La création du fonds Zakat par le maire du Kram Fathi Laâyouni et son inauguration par plusieurs figures islamistes, dont Hamadi Jebali et Seïf Eddine Makhlouf, risque de poser un problème d’ordre légal.
La question a été soulevée par Abir Moussi, présidente du PDL, lors d’une réunion ad hoc du Conseil régional du gouvernorat de Tunis hier mercredi 20 mai 2020. Une réunion à laquelle ont participé plusieurs députés, le maire et les dirigeants de la municipalité du Kram, ainsi que le gouverneur de Tunis qui a présidé la séance.
Outre les provocations du maire à l’encontre des députés et son mépris de la tenue et du déroulement de la séance, on peut suspecter plusieurs infractions à la loi liées à la création de ce fonds. Des infractions relevées par Mme Moussi, mais également la députée d’Ennahdha Yamina Zoghlami qui a été bien directe et pas du tout clémente face à Fathi Laâyouni.

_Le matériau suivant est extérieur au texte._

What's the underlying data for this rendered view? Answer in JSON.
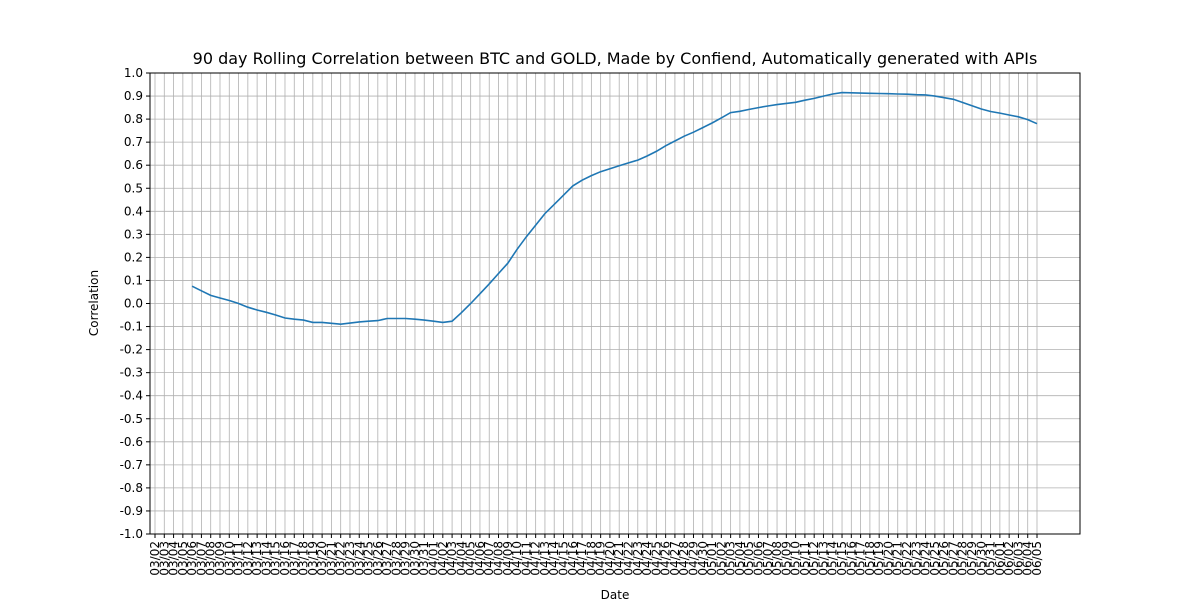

Administrativement parlant, on sait déjà qu’il n’y a aucun fonds intitulé Zakat, ceci est déjà établi. D’ores et déjà, on constate donc qu’il y a une supercherie. La mairie a cherché à créer un chapitre intitulé « donations à caractère religieux » et ceci est, en lui-même, contraire aux textes.
La deuxième infraction, encore impossible à déterminer, est liée au compte bancaire de ce fonds Zakat. C’est Abir Moussi qui a soulevé ce point et a longuement cherché une réponse à sa question : la mairie du Kram a-t-elle oui ou non créé un compte postal spécial pour ce fonds. Si la réponse est positive, comme l’a dit accidentellement un membre de la mairie avant qu’on le fasse taire, Fathi Laâyouni se doit d’en informer et d’obtenir les autorisations des instances publiques concernées à savoir le ministère des Finances et le gouvernorat de Tunis. Le gouvernorat de Tunis a démenti catégoriquement avoir donné une telle autorisation. Si le compte n’a pas été créé, il faut connaitre où sont versées les donations et comment sont-elles séparées des budgets ordinaires de la mairie. Il s’agissait de vérifier si la loi a été respectée ou pas.
Fathi Laâyouni a catégoriquement refusé de répondre qualifiant la séance une fois de tribunal et une autre de poste de police, jusqu’à injurier Abir Moussi et les députés de gang.
Abir Moussi a relevé à deux reprises que cet acte, s’il est confirmé, relève du crime et que toute participation à la création de ce fonds Zakat serait considérée légalement parlant comme une complicité criminelle.